I DON’T REMEMBER the weekend after her death. By Monday, I was relieved to be rid of the sympathetic visitors and their casseroles. Andrew’s parents camped out the whole time, and thankfully, my politically minded father-in-law did most of the talking for me while my mother-in-law tended to Calla.

The Lunesta I swallowed the night before, my last one for the month, was barely beginning its descent from my bloodstream when the doorbell rang. My semi-addiction to sleeping pills resurfaced immediately after Grace’s death, my brutal insomnia returning with reckless abandon. The little blue pill that saved my nights left my days in a fog.

I stumbled around my bedroom haphazardly, clumsily tossing on the first wrinkled t-shirt I found. Andrew was still sleeping soundly, and I did not want to wake him. He bravely endured a nightmarish night with a stuffy-nosed Calla while I slept.
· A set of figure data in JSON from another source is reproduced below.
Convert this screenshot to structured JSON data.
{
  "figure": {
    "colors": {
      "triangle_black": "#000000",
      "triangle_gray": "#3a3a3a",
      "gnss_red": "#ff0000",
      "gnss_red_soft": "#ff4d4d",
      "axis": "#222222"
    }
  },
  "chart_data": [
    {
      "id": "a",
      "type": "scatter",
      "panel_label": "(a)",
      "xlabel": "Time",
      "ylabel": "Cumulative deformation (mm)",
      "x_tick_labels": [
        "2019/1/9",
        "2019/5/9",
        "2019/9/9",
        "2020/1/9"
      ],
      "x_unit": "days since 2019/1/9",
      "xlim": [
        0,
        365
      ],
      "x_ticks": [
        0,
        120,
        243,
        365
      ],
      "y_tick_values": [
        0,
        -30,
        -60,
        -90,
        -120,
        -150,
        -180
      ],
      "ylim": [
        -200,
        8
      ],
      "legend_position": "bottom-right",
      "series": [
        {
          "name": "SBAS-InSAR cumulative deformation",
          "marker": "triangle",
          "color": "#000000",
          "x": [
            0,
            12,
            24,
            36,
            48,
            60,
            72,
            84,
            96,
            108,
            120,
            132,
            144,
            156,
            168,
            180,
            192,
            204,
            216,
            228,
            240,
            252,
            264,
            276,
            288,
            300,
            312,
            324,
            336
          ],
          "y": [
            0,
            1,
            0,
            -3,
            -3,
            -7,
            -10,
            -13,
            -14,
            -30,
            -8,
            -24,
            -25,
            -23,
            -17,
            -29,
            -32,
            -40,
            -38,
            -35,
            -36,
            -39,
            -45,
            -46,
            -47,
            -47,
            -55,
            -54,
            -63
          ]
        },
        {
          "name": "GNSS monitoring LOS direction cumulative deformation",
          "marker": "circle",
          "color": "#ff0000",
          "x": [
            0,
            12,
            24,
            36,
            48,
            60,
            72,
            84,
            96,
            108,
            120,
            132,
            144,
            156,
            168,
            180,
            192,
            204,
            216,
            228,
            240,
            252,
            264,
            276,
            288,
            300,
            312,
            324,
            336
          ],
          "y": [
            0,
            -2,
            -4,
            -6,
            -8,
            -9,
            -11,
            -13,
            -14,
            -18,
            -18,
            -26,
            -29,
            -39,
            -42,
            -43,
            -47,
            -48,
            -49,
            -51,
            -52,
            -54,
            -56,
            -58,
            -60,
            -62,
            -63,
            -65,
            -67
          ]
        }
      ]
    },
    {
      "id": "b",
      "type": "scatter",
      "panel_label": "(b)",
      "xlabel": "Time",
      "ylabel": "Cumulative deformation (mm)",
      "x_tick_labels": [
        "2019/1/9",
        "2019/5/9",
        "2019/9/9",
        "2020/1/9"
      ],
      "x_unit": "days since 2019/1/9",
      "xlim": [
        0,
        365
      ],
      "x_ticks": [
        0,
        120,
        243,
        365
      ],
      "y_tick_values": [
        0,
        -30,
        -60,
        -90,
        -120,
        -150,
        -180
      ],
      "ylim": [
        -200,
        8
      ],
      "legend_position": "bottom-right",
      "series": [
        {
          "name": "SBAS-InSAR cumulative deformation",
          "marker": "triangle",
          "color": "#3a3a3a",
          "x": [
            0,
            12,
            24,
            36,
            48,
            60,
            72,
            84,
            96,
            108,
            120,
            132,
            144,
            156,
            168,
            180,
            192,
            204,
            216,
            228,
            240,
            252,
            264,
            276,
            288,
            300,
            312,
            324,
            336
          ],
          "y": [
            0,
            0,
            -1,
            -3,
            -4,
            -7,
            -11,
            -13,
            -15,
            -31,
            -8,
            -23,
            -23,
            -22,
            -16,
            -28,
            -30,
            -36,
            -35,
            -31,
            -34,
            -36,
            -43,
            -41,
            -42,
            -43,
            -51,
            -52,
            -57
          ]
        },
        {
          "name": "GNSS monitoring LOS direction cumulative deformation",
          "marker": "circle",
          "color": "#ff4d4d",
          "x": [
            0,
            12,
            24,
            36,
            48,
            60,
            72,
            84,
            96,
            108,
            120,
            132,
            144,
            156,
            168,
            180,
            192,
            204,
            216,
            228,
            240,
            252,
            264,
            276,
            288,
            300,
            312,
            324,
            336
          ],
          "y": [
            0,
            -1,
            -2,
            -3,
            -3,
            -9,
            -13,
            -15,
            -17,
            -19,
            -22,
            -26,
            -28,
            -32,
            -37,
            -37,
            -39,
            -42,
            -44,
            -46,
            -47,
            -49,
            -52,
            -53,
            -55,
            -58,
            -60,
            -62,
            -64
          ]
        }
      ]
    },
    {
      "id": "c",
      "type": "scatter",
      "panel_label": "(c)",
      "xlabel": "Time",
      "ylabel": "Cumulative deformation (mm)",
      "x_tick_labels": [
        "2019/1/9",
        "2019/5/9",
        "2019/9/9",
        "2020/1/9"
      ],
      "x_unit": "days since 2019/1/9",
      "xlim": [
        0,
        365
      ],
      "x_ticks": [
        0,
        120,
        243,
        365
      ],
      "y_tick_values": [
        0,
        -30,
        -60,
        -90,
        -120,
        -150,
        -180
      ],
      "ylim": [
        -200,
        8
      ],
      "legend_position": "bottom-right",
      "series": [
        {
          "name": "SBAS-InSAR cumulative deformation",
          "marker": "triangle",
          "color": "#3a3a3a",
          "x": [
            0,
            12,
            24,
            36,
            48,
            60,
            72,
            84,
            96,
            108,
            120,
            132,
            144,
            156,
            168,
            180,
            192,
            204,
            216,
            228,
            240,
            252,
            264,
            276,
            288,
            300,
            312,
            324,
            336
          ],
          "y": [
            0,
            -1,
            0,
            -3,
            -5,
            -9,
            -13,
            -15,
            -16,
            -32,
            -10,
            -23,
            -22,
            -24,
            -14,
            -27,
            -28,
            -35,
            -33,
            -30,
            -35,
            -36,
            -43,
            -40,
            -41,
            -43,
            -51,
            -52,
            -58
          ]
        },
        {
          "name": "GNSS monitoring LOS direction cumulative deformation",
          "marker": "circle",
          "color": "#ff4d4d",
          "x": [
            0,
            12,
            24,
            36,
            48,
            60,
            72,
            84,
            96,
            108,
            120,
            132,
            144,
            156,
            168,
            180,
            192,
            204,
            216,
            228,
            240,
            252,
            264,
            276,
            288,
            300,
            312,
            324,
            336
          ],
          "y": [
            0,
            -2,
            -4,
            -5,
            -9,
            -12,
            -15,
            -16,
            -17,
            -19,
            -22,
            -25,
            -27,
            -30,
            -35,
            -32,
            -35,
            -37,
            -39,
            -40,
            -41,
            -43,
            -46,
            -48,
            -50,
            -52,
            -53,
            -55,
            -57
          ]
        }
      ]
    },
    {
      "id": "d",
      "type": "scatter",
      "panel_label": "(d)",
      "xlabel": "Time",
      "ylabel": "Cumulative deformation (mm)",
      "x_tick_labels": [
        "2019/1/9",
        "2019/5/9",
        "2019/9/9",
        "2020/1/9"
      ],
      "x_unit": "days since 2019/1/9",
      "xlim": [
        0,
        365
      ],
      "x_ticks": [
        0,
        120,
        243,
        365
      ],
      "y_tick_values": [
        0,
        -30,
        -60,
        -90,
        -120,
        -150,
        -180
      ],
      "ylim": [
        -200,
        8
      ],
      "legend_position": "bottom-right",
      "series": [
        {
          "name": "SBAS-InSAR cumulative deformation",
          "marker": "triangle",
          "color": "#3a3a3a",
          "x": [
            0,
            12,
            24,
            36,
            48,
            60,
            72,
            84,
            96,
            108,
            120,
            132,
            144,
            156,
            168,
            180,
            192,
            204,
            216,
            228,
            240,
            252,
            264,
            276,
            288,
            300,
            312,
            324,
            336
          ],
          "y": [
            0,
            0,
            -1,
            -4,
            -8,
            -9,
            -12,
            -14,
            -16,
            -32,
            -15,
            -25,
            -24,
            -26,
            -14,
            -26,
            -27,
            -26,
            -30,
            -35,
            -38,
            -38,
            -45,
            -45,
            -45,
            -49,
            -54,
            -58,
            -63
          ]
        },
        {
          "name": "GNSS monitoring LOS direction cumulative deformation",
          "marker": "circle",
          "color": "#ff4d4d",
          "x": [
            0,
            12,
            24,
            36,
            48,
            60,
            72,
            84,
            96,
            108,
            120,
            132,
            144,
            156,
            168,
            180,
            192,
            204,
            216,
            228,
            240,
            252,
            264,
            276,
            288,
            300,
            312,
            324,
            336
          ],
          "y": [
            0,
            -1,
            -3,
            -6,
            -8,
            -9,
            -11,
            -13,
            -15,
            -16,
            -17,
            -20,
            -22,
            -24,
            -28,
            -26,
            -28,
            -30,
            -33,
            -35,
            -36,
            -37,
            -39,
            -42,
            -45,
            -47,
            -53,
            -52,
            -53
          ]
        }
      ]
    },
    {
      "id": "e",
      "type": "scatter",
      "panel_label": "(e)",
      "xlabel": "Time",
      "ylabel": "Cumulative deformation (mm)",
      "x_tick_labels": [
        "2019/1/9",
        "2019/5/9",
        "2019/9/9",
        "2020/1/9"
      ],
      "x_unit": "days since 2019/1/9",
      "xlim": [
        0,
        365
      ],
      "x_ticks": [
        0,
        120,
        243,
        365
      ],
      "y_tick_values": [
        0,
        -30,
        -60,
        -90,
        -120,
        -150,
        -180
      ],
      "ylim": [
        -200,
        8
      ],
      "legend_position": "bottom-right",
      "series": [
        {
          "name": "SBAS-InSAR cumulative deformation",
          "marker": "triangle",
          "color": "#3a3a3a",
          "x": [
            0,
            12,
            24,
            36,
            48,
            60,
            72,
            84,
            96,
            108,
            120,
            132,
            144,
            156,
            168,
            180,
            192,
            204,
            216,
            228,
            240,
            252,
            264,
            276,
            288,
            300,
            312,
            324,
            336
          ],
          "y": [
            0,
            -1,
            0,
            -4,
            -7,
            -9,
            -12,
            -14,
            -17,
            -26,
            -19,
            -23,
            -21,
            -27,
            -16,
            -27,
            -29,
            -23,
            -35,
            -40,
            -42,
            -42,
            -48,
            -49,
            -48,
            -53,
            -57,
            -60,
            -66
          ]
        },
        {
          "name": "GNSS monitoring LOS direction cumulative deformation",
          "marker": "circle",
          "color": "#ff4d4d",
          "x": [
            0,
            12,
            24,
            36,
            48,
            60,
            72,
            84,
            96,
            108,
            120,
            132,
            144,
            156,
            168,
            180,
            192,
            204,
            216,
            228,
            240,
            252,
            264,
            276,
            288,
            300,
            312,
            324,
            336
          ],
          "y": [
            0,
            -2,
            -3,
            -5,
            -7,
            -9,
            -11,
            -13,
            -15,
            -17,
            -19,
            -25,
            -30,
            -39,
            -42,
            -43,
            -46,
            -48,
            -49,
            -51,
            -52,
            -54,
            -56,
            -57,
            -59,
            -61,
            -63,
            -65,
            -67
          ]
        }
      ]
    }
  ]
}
The FedEx man, young and chipper in his crisp uniform, grinned. “I’m sorry to wake you so early, ma’am,” he said cheerfully, promptly handing me a package. “But you were early on my route, and I need a signature for this one. Job offer?”

Covington Company’s red logo pierced the white cover. “Not hardly,” I mumbled. “It is a reminder that my severance agreement is due.”

Calla started to cry, and the FedEx man’s face fell, his eyes wandering toward her wailing. “Oh, I am terribly sorry, ma’am. This economy is awful.”